A television journalist pressed President-elect Barack Obama at a Washington news conference Wednesday on his reluctance to comment on the fighting in Gaza, saying that Mr. Obama's silence could be misinterpreted in the Arab world.

Mr. Obama said that while he has not refrained from addressing domestic policy issues, his decision not to comment on the Mideast crisis does not mean he is unconcerned about the violence.

"We cannot have two administrations running foreign policy at the same time," he said. "We simply can't do it.  And so as a consequence, what am I doing is I am being briefed consistently, my national security team is fully up to speed on it.  But the situation of domestic policy making and foreign policy making are two different things."

University of Virginia political analyst Larry Sabato says that Mr. Obama is making the right distinction between domestic and foreign policy issues for a president-elect waiting to take office.

"As far as foreign policy is concerned, it is essential for any nation to present a united front beyond the 'water's edge' [abroad], and that is the position of the incumbent president," he said. "The incumbent president has the responsibility to project American policy and power abroad.  Any confusion, constitutionally, about who is really president, who is exercising power, probably helps the United States' enemies."

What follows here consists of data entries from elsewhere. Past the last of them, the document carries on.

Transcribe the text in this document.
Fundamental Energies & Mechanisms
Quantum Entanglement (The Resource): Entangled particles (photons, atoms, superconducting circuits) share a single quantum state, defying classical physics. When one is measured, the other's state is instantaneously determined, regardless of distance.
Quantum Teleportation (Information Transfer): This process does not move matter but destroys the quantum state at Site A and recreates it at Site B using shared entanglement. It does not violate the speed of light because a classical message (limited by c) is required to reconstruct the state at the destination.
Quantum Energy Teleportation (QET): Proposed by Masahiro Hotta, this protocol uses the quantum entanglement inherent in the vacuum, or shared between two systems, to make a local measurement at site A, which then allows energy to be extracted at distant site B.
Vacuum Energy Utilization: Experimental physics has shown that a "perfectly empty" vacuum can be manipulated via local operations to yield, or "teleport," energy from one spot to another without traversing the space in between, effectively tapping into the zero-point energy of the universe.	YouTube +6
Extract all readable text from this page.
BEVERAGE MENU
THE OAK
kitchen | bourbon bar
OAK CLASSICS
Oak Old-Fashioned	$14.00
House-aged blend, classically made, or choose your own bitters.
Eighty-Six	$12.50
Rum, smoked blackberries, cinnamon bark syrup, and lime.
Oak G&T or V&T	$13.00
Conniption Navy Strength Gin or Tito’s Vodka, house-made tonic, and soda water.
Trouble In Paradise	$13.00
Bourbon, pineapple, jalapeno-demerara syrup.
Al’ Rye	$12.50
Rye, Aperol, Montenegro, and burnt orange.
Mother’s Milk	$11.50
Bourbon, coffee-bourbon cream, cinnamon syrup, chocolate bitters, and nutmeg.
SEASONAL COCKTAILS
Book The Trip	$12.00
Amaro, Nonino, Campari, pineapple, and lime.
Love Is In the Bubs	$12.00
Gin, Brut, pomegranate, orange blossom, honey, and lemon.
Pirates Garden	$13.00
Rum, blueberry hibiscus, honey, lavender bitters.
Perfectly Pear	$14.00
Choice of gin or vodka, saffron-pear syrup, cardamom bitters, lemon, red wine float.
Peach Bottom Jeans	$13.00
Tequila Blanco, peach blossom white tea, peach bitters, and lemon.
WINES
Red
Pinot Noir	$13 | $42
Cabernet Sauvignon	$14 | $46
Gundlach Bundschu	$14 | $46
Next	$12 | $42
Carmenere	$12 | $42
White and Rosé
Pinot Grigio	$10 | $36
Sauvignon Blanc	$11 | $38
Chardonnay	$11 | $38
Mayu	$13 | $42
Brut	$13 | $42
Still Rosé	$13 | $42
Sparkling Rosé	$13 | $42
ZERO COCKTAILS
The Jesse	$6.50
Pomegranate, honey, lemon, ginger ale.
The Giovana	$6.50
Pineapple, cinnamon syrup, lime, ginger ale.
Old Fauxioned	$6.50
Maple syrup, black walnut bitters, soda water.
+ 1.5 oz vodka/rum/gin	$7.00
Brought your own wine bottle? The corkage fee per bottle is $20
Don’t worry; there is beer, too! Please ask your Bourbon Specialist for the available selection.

Sabato said Mr. Obama is in a difficult position largely because the United States has a relatively long transition period between its elections in early November and its presidential inauguration in late January.

"Most other democratic societies have a transition ranging from 24 hours to approximately two weeks," he said. "We, of course, have a three-month - a 77-day period for a transition.  So it is only natural that people abroad assume Obama is already running things.  Well he is not."

Some critics have said Mr. Obama has been reluctant to stake out a position on the violence in Gaza because there is no easy answer to this latest outbreak of the long-standing and complex conflict between Israel and the Palestinians.  But Gaza and other foreign policy issues will be Mr. Obama's responsibility less than two weeks from now when he takes the oath of office on January 20.